Difícil acreditar que tendo de se esconder para se sentir respeitada ela se sentisse, de fato, respeitada. Deixei que Suhayr e Sabirah brigassem pela minha atenção e, durante alguns dias, segui os passos de sua lógica para compreender do que se tratava aquele raciocínio. Ambas muito jovens, entre 20 e 22 anos, falavam sobre a vida e sobre relacionamentos com um aparente domínio. Suhayr, por exemplo, contou-me que os homens que encontram facilidades em uma mulher não a valorizam. Por isso é importante se conhecer antes de casar, mas se aproximar fisicamente apenas após o casamento. “So no heartbreaks!”
Lentamente e com cautela, comentei sobre os casos de mulheres muçulmanas do Marrocos e da Arábia Saudita que eram usadas por seus maridos ingenuamente para fins de tráfico de drogas e estavam presas no Brasil, abandonadas e envergonhadas, por quem a família não se movia em auxílio. E cheguei na minha própria história: mãe solteira. Relatei os motivos da separação e Suhayr ponderou: “was probably for the best…”
— O que o alcorão diz sobre isso?
— O alcorão tem uma sura inteira dedicada às mulheres, ensinando os homens a tratar e a cuidar delas. Não há nada parecido sobre os homens. O profeta se preocupava com as mulheres. Falam muito sobre a opressão sofrida pelas mulheres por seus maridos. Mas não são homens de fé de verdade. O alcorão diz que um marido que se zanga com sua esposa pode deixar de falar com ela por três dias. Se ela não reconsiderar sua teimosia, ele pode fazer isso. – tomou meu antebraço e, com dois dedos, deu um tapinha perto do pulso. – Esse é o castigo que um homem pode dar à sua esposa. Nada mais. O casamento é sagrado e divórcio é algo muito sério.
Perguntei se ela já havia se apaixonado e Suhayr me conta que estava noiva e o noivado se desfez. A família dele foi contra a união após seis meses de namoro. Namoro… no termo deles. Seis meses de encontros com as famílias presentes, ela coberta de um lado, ele no sofá do lado oposto. Ainda assim, o desmanche do noivado trouxe sofrimento à Suhayr, o que ela entregou logo a Deus. Digo, Allah.
— Posso visitar a mesquita?
— É apenas para muçulmanos… Mas se você estiver vestida… pode, sim.

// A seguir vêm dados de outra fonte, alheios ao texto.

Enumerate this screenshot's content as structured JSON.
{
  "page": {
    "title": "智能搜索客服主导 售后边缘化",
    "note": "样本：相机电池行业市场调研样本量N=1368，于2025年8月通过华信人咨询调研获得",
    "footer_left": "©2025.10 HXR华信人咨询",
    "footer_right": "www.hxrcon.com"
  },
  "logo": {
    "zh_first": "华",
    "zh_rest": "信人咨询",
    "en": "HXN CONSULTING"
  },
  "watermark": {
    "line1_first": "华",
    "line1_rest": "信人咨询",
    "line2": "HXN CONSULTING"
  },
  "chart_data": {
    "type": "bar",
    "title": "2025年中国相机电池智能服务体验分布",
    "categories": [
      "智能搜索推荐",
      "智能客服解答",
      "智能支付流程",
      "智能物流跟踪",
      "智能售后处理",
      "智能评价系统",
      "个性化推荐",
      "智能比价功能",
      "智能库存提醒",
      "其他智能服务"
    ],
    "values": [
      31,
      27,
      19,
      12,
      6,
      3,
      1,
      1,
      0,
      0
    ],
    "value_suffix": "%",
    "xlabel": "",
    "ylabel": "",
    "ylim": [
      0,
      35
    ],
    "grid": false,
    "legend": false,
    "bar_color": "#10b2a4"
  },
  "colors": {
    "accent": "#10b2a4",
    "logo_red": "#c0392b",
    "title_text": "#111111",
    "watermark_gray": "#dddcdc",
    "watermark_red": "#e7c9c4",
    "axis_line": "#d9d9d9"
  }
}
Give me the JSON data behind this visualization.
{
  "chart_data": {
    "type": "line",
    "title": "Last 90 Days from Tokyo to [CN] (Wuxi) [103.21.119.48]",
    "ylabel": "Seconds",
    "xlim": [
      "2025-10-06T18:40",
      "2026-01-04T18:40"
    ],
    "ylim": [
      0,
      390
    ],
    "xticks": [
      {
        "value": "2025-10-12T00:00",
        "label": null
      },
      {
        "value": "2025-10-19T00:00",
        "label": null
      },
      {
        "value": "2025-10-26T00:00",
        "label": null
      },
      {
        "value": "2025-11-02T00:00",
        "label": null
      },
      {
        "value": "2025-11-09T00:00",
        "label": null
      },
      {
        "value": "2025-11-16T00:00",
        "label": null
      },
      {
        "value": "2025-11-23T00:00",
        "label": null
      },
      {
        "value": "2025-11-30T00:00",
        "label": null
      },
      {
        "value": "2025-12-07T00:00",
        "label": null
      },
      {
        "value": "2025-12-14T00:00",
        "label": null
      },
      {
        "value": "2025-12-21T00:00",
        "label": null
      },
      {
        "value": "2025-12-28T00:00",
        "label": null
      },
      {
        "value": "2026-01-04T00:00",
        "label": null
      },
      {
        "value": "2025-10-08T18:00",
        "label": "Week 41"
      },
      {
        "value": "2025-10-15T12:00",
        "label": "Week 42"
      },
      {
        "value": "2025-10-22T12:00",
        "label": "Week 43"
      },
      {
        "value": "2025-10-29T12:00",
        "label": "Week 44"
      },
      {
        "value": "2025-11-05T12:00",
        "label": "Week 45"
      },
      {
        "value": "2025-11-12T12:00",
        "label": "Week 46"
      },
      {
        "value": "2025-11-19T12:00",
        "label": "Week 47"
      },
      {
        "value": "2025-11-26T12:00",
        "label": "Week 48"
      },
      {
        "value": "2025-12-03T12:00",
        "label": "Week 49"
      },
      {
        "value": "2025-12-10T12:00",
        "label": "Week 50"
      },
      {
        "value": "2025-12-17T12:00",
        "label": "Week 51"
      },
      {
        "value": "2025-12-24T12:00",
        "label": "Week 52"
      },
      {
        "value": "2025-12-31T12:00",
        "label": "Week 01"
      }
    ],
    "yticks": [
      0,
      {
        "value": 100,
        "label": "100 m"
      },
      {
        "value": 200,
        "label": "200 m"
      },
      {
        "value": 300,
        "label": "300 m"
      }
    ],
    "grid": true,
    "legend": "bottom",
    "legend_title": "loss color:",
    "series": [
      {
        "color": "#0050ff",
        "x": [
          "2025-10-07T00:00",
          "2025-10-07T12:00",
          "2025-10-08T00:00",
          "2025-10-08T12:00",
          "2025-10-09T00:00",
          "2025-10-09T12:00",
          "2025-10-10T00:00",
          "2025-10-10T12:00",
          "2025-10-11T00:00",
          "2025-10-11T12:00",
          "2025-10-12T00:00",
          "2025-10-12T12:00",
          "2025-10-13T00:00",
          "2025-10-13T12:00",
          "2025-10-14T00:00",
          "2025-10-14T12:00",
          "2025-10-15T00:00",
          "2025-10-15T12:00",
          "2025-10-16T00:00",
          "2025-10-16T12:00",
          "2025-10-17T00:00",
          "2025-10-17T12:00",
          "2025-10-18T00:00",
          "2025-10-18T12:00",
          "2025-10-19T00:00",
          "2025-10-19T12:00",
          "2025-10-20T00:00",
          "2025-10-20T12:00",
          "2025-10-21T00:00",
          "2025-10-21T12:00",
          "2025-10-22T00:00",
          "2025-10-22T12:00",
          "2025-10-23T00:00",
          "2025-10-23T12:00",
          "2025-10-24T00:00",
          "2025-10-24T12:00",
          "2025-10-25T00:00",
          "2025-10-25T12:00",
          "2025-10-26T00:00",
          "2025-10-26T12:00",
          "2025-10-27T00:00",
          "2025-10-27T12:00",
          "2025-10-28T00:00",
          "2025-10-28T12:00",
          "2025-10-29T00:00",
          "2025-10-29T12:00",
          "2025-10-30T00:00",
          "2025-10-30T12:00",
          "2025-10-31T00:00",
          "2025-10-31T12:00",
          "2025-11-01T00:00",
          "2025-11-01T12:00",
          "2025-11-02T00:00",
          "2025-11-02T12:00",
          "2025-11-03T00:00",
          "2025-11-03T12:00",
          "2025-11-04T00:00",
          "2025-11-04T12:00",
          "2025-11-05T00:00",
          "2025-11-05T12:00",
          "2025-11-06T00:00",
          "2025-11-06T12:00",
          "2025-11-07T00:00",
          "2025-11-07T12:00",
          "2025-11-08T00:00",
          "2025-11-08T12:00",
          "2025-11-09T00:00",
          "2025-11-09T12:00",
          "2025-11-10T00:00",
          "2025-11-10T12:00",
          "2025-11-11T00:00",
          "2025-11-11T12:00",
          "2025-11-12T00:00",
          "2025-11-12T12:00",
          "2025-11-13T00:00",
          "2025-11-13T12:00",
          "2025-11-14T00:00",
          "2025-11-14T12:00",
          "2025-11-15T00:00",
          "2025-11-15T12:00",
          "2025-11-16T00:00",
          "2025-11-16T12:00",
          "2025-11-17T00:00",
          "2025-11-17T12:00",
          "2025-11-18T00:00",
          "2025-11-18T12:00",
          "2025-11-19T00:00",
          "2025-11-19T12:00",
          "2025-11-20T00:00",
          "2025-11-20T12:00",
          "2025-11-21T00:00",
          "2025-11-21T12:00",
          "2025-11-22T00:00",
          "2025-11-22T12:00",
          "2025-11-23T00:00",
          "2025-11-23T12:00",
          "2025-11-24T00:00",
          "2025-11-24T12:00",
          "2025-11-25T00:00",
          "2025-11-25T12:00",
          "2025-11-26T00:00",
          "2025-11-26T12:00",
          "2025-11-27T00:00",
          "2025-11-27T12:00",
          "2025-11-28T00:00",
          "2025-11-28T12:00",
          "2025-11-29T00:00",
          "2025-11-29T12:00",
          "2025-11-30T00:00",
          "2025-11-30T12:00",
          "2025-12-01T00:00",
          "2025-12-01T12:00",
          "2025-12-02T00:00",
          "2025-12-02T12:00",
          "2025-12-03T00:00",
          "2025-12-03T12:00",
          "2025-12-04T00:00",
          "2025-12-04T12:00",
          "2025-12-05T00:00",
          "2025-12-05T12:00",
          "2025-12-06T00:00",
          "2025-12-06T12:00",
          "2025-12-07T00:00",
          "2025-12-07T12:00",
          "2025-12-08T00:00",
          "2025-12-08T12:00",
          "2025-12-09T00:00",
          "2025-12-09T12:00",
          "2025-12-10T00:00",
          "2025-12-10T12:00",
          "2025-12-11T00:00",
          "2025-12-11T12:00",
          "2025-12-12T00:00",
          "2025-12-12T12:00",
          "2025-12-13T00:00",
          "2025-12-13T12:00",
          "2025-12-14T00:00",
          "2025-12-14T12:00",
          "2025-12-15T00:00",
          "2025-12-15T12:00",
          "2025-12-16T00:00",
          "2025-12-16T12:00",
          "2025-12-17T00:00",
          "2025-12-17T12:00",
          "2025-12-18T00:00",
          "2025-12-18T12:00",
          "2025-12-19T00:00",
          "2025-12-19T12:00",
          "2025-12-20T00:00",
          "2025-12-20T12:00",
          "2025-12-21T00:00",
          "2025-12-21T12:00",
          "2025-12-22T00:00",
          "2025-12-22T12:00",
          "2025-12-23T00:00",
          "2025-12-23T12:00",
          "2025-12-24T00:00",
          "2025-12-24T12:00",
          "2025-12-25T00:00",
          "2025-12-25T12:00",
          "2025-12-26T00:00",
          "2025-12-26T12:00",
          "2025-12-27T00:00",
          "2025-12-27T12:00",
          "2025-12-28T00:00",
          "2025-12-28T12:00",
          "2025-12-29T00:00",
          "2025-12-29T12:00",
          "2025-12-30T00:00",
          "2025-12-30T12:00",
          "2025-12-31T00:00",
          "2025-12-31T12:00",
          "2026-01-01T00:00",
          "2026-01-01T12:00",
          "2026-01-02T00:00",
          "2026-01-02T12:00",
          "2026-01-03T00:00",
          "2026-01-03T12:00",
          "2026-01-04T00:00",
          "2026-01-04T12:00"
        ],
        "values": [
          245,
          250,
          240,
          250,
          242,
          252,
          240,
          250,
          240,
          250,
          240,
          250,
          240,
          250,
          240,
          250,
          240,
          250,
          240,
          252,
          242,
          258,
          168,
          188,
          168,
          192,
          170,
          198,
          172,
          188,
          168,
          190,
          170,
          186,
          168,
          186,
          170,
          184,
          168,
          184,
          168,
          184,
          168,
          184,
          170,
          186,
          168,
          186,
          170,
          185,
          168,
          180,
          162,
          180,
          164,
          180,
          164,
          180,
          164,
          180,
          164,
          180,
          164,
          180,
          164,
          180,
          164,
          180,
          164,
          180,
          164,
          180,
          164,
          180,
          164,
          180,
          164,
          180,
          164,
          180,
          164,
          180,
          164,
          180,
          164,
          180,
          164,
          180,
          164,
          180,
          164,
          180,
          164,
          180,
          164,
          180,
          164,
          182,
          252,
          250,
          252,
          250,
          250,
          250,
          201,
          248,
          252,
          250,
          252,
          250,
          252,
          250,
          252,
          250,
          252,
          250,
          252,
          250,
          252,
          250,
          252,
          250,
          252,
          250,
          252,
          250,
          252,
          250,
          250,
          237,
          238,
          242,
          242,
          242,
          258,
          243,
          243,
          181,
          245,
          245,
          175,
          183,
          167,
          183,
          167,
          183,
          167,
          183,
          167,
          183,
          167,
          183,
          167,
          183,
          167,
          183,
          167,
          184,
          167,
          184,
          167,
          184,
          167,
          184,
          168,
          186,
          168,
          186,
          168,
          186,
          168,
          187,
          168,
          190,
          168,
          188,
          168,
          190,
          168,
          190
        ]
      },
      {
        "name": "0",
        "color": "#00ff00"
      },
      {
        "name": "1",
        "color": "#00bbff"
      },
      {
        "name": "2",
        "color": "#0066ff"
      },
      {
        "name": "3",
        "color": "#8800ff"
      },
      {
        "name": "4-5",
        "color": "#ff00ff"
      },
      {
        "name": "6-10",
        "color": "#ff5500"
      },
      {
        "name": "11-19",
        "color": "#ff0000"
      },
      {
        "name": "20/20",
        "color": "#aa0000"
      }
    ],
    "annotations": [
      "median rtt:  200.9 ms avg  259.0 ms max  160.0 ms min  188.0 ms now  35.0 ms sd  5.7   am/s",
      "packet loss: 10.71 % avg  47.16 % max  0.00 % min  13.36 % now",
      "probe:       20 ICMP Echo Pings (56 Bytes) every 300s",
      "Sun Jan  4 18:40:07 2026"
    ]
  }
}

Marcamos um encontro para dali a dois dias. Ambas me buscaram no hotel e me levaram para lojas da moda. Entramos em um lugar de roupas femininas e elas ficaram muito felizes em me dar um traje. Escolhi o mais simples e barato. Mas queria tudo. Elas se espantaram:
— Tudo? Quer usar… tudo? Você diz…
— Sim. Tudo.
Elas sorriram animadas:
— Linda! Vamos ensinar você!
É um longo processo: você já está vestida. Por cima, coloca uma túnica de tamanho único. É larga e longa. Para caminhar nas ruas é preciso segurar um pouco do tecido para não tropeçar. Depois, um hidjab (cobrindo os cabelos), que também deve ser preso da maneira correta. Por cima, um niqab (véu que deixa apenas os olhos à mostra). “Oh! Você está tão angelical!” Para finalizar, luvas longas. Por incrível que pareça, as luvas me chocaram. Elas são o auge da perda de contato com o mundo exterior. Nada do que você por acaso toque, é possível sentir. O mundo de dentro e de fora da roupa se separam. O que se pode ver de dentro é em linha reta. Para olhar a guia ou o degrau, é preciso segurar o niqab com a mão, aproximando o tecido dos olhos para ganhar um pouco de dimensão. Segurar outra coisa além da roupa pode comprometer o caminhar. Comer na rua é uma arte. Ofereceram-me um docinho e aceitei por cortesia. Daí pensei “e agora, o que faço com isso?”. Ensinaram-me: passa o doce por debaixo do tecido e leva com sua mão de luva até a boca que você não sabe mais onde está exatamente.
No entanto, andando toda coberta, compreendi a explicação de Suhayr: “honrada, respeitada, protegida, valorizada”. Andando como Camila a leitura era rápida: cabelo curto = estrangeira. Sem véu = secular = fácil. Educada = prostituta. Nas mais diversas situações fui assediada: olhando coisas em lojas, pegando um táxi, caminhando na rua, dentro do hotel. Mas na medina especificamente (o local do comércio) era uma loucura. Vendedores pegavam na minha mão e, em vez de responder o preço do que eu estava perguntando, devolviam uma pergunta: “podemos passar esta noite juntos? Você está disponível?” Só com os olhos de fora, no entanto, caminhando pelos mesmos lugares, pedindo a mesma informação para os mesmos homens, senti-me “honrada, respeitada, protegida, valorizada”. Não havia assédio. Apenas homens solícitos, gentis, reservados, sérios, dedicados e distantes. A atenção, em alguns momentos, era servil. Alguns homens se inclinavam ligeiramente na chegada e na despedida. Era uma reverência à pureza e decência que os tecidos sugeriam.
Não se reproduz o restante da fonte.